01.03.2024
Gemeindliche Obdachlosenunterbringung: Umfasst auch Familiennachzug nach Asylanerkennung
Eine Gemeinde muss auch später nachgezogenen Familienangehörigen eines Flüchtlings eine Obdachlosenunterkunft zuweisen. Dies hat der Bayerische Verwaltungsgerichtshof (BayVGH) entschieden.
Eine Ehefrau und zwei Kinder waren Ende 2023 mit einem Visum im Wege des Familiennachzugs nach Deutschland eingereist. Der Ehemann beziehungsweise Vater ist seit Ende August 2023 als Flüchtling anerkannt und lebt als so genannter Fehlbeleger in einer staatlich betriebenen Flüchtlingsunterkunft in der Gemeinde Eichenau. Anträge der Ehefrau und der Kinder auf Aufnahme in dieselbe Flüchtlingsunterkunft und auf Unterbringung durch die Gemeinde im Rahmen der Obdachlosenhilfe blieben erfolglos. Frau und Kinder kamen daraufhin vorübergehend bis Anfang 2024 in einer Münchner Einrichtung für obdachlose Frauen unter.
Auf einen entsprechenden Eilantrag hin verpflichtete das Verwaltungsgericht München die Gemeinde Eichenau, ihnen eine Notunterkunft zuzuweisen. Der BayVGH wies die dagegen eingelegte Beschwerde der Gemeinde zurück. Diese sei als örtliche Sicherheitsbehörde zur Unterbringung von unfreiwillig Obdachlosen in ihrem Gemeindegebiet verpflichtet. Die Antragsteller hätten sich allein durch die Einreise nach Deutschland, ohne hier über eine Unterkunft zu verfügen, nicht freiwillig in die Obdachlosigkeit begeben.
Freiwilligkeit wäre nur anzunehmen, wenn sie sich bewusst für ein "Leben auf der Straße" entschieden hätten. Dagegen spreche aber bereits, dass sie wiederholt ihre Unterbringung beantragt hätten. Die entstandene Obdachlosigkeit sei zwar möglicherweise vorhersehbar, nicht aber freiwillig gewesen.

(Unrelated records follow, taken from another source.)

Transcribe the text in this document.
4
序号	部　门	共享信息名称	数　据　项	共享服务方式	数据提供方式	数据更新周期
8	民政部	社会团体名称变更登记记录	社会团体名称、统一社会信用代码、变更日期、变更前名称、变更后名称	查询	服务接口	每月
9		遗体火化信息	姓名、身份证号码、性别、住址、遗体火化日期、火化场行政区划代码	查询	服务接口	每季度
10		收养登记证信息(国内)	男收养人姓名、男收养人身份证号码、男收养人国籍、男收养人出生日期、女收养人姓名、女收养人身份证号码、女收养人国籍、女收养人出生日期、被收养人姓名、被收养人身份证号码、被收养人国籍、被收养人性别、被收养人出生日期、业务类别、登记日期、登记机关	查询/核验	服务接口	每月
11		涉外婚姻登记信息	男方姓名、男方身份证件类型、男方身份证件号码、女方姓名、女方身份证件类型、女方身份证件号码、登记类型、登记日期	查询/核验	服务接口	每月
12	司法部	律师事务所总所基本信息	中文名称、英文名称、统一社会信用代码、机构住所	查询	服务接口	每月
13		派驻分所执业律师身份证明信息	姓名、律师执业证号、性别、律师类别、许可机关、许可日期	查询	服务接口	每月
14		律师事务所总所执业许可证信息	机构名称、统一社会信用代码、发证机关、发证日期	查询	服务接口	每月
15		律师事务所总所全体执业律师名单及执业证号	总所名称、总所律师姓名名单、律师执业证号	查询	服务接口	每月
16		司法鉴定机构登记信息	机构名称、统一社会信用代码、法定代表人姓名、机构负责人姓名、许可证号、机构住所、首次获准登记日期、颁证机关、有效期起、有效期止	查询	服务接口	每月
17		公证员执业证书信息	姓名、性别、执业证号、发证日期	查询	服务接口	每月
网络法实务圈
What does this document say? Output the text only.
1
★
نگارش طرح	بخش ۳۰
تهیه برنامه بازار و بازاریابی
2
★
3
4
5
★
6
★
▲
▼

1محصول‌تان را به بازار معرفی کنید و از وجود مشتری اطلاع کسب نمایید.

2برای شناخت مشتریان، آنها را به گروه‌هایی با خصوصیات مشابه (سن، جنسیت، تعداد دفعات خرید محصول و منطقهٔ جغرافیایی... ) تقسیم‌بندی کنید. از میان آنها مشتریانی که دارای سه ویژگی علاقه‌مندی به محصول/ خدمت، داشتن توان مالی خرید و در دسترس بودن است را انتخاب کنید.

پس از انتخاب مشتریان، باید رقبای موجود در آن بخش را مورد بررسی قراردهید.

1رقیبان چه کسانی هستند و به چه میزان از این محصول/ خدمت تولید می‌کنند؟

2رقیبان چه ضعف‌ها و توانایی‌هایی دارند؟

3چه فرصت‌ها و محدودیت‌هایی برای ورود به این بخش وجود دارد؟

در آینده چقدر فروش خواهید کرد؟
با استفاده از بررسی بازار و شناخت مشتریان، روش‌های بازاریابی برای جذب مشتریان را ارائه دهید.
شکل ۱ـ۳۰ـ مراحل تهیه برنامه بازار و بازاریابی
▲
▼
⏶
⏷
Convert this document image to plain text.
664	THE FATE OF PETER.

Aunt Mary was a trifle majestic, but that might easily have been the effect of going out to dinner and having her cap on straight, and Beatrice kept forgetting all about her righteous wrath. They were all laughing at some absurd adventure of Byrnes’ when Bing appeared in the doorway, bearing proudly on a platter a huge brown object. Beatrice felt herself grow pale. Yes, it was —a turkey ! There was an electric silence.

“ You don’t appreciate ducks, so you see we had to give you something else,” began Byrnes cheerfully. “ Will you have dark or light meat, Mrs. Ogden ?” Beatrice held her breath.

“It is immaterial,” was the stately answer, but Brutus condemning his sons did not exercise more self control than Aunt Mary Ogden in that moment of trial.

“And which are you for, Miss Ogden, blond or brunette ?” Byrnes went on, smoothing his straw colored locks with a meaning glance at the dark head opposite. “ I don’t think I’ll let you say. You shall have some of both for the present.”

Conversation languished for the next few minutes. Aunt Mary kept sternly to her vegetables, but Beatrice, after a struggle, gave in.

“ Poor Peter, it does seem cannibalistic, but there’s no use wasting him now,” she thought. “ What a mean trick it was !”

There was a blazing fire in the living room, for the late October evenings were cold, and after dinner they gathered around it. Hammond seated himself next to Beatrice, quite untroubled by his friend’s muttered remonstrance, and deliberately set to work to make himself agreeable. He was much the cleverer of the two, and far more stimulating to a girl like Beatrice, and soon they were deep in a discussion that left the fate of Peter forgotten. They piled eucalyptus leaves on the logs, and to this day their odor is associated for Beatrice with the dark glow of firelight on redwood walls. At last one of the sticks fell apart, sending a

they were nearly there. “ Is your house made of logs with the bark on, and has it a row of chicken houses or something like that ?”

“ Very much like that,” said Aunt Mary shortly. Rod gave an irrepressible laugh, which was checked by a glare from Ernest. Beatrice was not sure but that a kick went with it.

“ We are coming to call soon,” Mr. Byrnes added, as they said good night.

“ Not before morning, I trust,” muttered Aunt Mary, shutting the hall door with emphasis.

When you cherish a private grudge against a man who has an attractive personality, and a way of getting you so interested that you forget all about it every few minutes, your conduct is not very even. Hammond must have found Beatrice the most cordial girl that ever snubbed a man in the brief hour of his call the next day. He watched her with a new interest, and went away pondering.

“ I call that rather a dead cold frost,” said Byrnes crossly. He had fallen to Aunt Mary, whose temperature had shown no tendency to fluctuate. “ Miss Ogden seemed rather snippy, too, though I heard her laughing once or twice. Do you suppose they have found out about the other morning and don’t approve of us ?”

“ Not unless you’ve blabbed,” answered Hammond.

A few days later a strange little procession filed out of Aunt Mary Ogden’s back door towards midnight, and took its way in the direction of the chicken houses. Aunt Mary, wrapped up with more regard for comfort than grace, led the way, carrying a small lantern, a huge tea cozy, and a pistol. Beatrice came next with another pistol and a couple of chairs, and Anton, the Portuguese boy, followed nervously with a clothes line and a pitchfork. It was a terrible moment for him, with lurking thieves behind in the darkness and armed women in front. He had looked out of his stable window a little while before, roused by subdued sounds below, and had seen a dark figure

Dass der Bundesgesetzgeber im vorliegenden Fall den Familiennachzug trotz fehlenden Wohnraums gestattet und so möglicherweise eine Ursache für die Obdachlosigkeit gesetzt habe, entbinde die Gemeinde nicht von ihrer Aufgabe. Sie sei auch trotz des zwischenzeitlichen Ortswechsels der Antragsteller weiter für deren Unterbringung zuständig. Denn der Aufenthalt in München sei allein dem Umstand geschuldet, dass die Gemeinde ihre damals schon bestehende eigene Unterbringungsverpflichtung nicht erfüllt habe.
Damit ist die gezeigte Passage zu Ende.